David Friedlander (Delray Beach, FL)
This article made me think of Francois Mitterrand's last meal. If a prisoner on death row requested ortolan's for his or her last meal, would the request be honored?
Jan (Colorado Springs)
The photography in this article was fantastic. Truly represented the personality of the inmate. Beautifully done
Steve Beck (Middlebury, VT)
I remember a photographic spread in The Atlantic years ago of prisoner's last meals which remains with me to this day in its ghoulish-ness. I always wanted to ask the guests at a dinner party - before we ate the meal we prepared to please write it all down on a piece of paper. We have probably had hundreds of friends for a meal over the years and I think it would be fun to look at them. My wife says no way, that is too....ghoulish.
Mike Roddy (Alameda, Ca)
Maybe the contents of those meals contributed to their inclination to murder people. As one wag put it in a different context, they "contain the four basic food groups: sugar, grease, starch, and alcohol". The last item was forbidden, apparently. Too bad. It would have been the only thing that could have made them feel better as they headed toward the gurney or electric chair.
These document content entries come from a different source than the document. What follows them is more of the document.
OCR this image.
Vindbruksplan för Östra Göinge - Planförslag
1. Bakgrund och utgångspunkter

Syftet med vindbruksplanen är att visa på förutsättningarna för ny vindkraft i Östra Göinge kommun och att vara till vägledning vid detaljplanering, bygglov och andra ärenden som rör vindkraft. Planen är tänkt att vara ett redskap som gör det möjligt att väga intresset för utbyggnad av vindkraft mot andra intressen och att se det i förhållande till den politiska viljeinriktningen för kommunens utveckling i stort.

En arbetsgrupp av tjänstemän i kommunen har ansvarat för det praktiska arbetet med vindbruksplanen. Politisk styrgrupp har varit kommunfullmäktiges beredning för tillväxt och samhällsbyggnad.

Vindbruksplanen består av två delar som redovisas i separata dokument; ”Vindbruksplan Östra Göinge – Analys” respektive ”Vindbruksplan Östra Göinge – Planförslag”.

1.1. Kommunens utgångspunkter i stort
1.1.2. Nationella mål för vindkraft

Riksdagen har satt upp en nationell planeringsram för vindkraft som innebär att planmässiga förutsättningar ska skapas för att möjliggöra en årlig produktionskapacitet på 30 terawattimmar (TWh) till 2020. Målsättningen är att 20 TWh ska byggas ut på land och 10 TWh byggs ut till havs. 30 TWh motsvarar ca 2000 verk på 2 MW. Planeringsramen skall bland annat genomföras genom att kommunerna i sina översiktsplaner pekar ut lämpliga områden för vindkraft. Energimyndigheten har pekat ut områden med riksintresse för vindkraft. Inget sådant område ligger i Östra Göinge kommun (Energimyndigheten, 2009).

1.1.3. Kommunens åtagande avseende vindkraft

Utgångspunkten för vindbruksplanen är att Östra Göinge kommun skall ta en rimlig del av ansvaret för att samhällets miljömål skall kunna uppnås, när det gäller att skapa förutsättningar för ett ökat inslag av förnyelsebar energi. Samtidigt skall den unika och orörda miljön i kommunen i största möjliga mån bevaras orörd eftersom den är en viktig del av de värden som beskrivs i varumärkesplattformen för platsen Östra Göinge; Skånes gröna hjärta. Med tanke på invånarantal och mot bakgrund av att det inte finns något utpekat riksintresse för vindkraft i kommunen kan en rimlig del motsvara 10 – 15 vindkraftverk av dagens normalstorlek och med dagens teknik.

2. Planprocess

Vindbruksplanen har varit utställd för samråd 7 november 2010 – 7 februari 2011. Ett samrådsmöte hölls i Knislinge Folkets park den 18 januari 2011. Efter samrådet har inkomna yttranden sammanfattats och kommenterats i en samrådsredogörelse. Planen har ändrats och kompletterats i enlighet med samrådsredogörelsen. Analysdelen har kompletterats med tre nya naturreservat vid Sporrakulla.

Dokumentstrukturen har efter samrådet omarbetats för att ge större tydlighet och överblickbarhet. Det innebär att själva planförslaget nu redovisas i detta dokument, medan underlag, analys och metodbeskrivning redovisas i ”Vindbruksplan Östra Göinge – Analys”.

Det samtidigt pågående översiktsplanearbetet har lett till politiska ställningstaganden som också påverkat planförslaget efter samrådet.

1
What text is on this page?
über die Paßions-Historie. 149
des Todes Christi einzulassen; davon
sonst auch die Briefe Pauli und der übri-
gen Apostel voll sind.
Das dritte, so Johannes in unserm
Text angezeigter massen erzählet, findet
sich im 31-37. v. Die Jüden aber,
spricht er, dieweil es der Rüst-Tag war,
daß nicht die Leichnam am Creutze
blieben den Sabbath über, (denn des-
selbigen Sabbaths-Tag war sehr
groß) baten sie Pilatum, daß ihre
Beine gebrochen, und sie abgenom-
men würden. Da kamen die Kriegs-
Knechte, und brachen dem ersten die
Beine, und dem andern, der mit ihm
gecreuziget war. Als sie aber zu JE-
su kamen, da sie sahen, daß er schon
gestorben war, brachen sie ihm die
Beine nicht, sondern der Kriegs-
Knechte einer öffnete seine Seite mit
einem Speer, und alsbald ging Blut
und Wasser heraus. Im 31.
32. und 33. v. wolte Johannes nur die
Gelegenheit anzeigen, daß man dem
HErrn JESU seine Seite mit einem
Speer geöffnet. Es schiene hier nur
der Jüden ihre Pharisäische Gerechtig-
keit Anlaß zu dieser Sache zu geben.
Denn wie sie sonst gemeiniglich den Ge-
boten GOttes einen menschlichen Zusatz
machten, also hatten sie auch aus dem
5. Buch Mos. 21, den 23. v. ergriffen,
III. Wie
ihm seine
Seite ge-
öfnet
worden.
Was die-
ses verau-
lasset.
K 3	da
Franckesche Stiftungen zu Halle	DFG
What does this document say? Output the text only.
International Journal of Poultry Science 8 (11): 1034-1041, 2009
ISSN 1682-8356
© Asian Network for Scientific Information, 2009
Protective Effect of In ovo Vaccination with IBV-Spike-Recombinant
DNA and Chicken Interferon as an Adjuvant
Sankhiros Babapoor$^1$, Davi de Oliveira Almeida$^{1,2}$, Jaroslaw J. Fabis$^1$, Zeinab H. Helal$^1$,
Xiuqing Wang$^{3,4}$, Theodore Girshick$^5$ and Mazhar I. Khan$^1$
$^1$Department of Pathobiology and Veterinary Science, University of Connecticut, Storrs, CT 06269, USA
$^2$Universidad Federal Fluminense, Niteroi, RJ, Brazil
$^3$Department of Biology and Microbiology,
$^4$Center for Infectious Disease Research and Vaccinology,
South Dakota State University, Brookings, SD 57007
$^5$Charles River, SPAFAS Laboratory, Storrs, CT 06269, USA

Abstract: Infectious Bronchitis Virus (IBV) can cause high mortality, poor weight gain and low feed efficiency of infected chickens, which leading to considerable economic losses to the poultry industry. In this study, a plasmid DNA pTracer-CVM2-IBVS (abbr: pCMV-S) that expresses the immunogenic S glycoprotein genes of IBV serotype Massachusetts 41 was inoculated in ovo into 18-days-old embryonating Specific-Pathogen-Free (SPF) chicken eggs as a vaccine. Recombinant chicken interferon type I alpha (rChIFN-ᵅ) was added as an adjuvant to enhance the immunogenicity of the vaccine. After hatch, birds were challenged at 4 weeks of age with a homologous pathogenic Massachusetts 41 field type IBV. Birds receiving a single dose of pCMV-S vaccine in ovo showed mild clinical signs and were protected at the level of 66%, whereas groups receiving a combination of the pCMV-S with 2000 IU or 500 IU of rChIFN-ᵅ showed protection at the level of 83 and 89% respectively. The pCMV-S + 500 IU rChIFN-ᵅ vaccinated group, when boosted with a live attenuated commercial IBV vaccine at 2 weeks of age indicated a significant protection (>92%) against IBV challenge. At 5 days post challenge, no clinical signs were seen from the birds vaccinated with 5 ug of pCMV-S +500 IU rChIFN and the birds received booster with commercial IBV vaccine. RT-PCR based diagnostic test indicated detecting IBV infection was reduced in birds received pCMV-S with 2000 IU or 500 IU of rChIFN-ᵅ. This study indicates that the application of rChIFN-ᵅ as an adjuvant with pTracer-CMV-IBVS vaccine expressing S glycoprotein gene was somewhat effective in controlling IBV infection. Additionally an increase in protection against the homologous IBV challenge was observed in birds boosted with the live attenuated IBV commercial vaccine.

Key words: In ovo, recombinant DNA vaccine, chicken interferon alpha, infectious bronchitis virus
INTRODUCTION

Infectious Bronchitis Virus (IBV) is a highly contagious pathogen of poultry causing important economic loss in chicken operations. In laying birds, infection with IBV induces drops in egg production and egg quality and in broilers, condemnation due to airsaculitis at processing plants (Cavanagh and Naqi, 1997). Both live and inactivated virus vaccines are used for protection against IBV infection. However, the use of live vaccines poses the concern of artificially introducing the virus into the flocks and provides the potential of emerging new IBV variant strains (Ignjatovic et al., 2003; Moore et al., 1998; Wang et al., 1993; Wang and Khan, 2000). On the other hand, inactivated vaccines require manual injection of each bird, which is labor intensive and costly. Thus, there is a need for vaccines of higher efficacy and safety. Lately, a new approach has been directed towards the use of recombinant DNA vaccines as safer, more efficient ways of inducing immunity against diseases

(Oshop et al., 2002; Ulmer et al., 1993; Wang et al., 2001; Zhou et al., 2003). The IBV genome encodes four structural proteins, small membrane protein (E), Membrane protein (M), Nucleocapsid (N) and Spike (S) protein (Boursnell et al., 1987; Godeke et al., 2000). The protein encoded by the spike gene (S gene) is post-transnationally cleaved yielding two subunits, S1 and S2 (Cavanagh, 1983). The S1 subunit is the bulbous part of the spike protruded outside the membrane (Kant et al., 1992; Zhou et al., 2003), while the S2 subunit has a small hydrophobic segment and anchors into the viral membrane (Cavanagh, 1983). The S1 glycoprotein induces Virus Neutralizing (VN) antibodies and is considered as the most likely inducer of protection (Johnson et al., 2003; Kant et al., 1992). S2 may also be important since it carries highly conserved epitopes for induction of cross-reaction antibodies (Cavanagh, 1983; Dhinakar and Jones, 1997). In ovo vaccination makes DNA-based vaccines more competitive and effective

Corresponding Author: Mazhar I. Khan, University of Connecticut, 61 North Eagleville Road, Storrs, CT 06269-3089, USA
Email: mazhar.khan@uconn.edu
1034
Steve Beck (Middlebury, VT)
@Mike Roddy, Several years ago during a brain/spinal MRI I had a claustrophobic panic attack in the machine. Since then, my neurologist prescribes two Valium for me, one about an hour before and one right when I go into the machine. I think I will ask him if I could drink two martinis ahead of time.
Julie (Houston)
years ago my sister attempted to take an inmate on death row a cake she had baked. She was told no. Of course. But meals, last meal, final words, final details prior to his execution were all diminished when she told me no one picked up his body. There was a cemetary on the prison grounds that more than many bodies of the executed were buried.
goldstje (New Jersey)
@Julie Why did she bake a cake for a death row inmate? Really just asking out of curiosity.
CH (Oakland)
There's also an uncomfortable tension about the last meal being "guilt-free" in our world obsessed with body image.